My Goals as Commissioner
In view of the District’s mission, my first priority is supporting preservation and restoration. In acquiring new land, the District prioritizes areas that have some quality natural features, or are adjacent to existing holdings. However, much of the lands that were acquired in the past have been significantly degraded by past human activities, including farming, artificial drainage, and residential or commercial development.
I value the work of District staff to restore areas to become more like they were before people transformed our land and streams. Goals differ by location depending on the quality of the acquired lands, and specific issues such as invasive plants like honeysuckle sand buckthorn. There is established science behind these activities that show, over a period of years, a marked increase in diversity of plants and wildlife, improved water quality, and natural beauty.
Trail access is another priority of mine, as I believe that access to the preserves by the public is a fundamental part of our mission. Preserving and restoring lands to their natural condition, at least in part, is done for the education, pleasure and recreation by the public. This is established by state law, but I am mindful of too many trails, or trails in the wrong places.
Balance must be struck between leaving nature alone and providing trails. Springbrook Prairie on the south side of Naperville, for example, has large areas with formal trails. In fact, some trails are closed during nesting season to limit access by the public to a particularly high quality area that is a breeding area for rare and endangered birds. In my view, preserving this area and limiting human involvement is important.
Other areas have different restoration goals. Spring Brook, that flows through parts of St. James Farm and Blackwell preserves, had been made into a drainage ditch many years ago. Recent efforts have been done to re-meander the stream to flow more naturally, and prairie and wetland plants have been added to create a more natural area. Over the next few years, I anticipate this area to become more spectacular with more diverse wildlife. Restoring our streams, including the removal of unneeded dams, improves water quality, avoids extremely expensive and relative ineffective water treatment plant modifications, and can help with urban flooding downstream.
Regarding buildings on preserve lands, many were acquired when the lands were purchased. Some have historic value, and we need appropriate community engagement regarding the preservation of our historical and natural heritage. Other buildings that have no use have been and will be demolished to return the acquired lands to a more natural state.

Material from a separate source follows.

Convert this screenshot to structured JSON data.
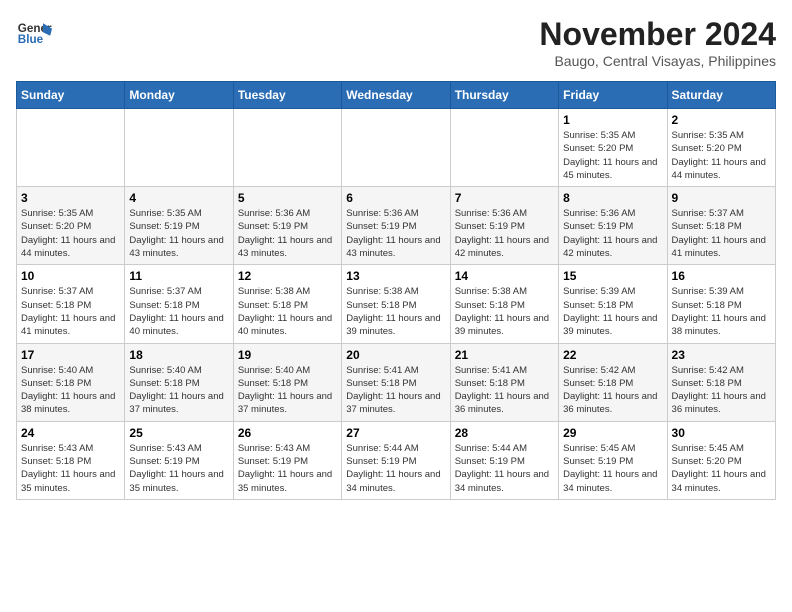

The buildings we are keeping need to be properly maintained. As far as maintenance and administrative buildings are concerned, I recently voted in favor of a detailed evaluation of how these buildings can be better utilized, where equipment should be stored, and how staff can best stationed for the work they do. This may include removal of obsolete buildings, installing new ones with better operating efficiency, environmental impact, and worker safety in mind. Going forward, we also need to think of reducing vehicle miles traveled, and converting vehicles to electric as appropriate.
The District’s Master Plan was approved in 2019 with a significant amount of public input. I will continue to use this as guidance, but will critically evaluate it as time goes on. Additionally, I will press for application of solar energy and energy efficiency to minimize our carbon footprint.
Much of what we are doing for natural area restoration reflects what is done in other forest preserve districts and park districts. The Morton Arboretum, The Conservation Foundation and the Nature Conservancy, and other organizations have been working on the science behind this, and are a wonderful resource for preserving our trees and grasslands in the region as we learn to adapt to changing climate. Together we can preserve our natural areas while helping people enjoy and appreciate them.